The former Auckland Girls’ Grammar School basketballer is bound for Mineral Area College near St. Louis on a scholarship which “covers the lot” - everything from tuition to housing, food and travel. Her dream - to make it all the way to the WNBA and to represent her country in New Zealand’s Tall Ferns.

“If you’re from New Zealand absolutely your ultimate goal has to be making the Tall Ferns team ... putting on the black jersey and representing your country,” says Papa (18).

“And, of course, making the WNBA – that’s a big dream too.

“It hasn’t quite hit me yet – the magnitude of what I’m doing. When I hop on the plane I think it will finally hit me that there’s no going back.”

With Adams proving to all New Zealand age group basketballers that success in the NBA or WNBA is achievable for Kiwi players, it seems anything is possible for Papa. Adams is, of course, an inspiration – but so, too, was the coach who taught his players to believe in themselves.

“I played sports because I was tall for my age and my parents put me in basketball, but it wasn’t until maybe year 11 that our coach, John Subritzky, really pushed on us that we could do this – that we had the ability to go to America on full scholarships.

“And we all just fell in love with the game, the way he taught us how to play basketball. We realised there was a lot of opportunity for us if we pushed ourselves to get there.”

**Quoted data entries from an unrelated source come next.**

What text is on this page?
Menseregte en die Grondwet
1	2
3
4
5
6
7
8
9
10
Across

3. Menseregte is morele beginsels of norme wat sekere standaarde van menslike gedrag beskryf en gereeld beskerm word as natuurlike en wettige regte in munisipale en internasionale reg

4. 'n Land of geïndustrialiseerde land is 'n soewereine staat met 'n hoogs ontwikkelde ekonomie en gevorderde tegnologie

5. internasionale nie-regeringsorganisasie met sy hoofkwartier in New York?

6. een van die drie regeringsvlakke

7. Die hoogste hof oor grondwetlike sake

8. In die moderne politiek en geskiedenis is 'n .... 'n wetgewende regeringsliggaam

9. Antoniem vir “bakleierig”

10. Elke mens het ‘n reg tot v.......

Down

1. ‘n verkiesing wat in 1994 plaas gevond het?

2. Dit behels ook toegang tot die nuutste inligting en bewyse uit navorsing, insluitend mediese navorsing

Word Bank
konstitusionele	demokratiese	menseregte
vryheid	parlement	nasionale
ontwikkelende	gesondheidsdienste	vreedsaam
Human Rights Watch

But it hasn’t been easy. Winning and signing her scholarship has taken years of work behind the scenes and a huge amount of work in 2018 after leaving school at the end of last year.

Laughs Rionne: “You’d have to ask my Dad about that! Honestly, so many nights just filling out forms, looking up the best way to do things. Getting my visa. It’s a lot to get through. But we’ve come to the end of all that work now and it’s paying off.”

Her scholarship success comes after Papa’s coach suggested she was talented enough to sign up with a U.S recruiting agency.

“That was at was at the start of year 13,” she explains. “They (the agency) view and send out videos of you playing and all your transcripts from school. And it goes from there – a school or college expresses interest and if you’re a good fit with the team, it moves forward.

“And for us, we just filtered it down to which schools offered the best thing for me personally. It was quite a long process actually.”

Rionne uses the words ‘we’ and ‘us’ a lot. After all, basketball’s a team game. And she credits her success so far very much in-part to her basketball ‘family’ and the sports community within the sport in Auckland.

“The basketball community is pretty funny. If you play against a team you’ll be battling hard-out on the court – you know, giving little jabs and stuff like that – but as soon as you come off the court you’re friends. And over the years we’ve become friends with everyone. It’s really tight. It’s a sisterhood.”

As for what lies ahead now… Papa remembers going on a cruise as a nine or 10 year old and she’s been to Australia for basketball rep tours. But life in America will be a whole other experience – and basketball-wise, she expects the U.S game to be a massive step up. But she reckons she’ll hold her own.

“I’m bracing myself for the speed of the game over there. It’s way faster. We slow down and set the game but they let the ball flow, which I’m not so used to.

“But I’m left handed so that helps a lot. And I’m strong so I can go guard or post, wherever I’m needed. Plus, I think it’s all about your attitude – putting in the effort.”

Papa will hit the ground running once she arrives in Missouri.

“I’ll be staying in a house with three of my team mates. We’ll be doing pre-season training for about two months and then the season starts in October,” she says. “And from there, in junior college, there’s the opportunity to get scouted by Div. one colleges. So that’s everyone’s ultimate goal.”

And this isn’t just a sporting tour of duty. After an initial year of general studies Papa plans to go into business management or accounting, with high grade expectations on student athletes. On court – and off it – Papa plans to make her family back in New Zealand proud.

“I would like to think they’re really proud! Right now it’s all they talk about when they see me … like, it’s the first thing - ‘how’s it going with basketball?’! – and ‘what are you going to do in the States’ … they all say they’re going to come and visit. I hope they do!”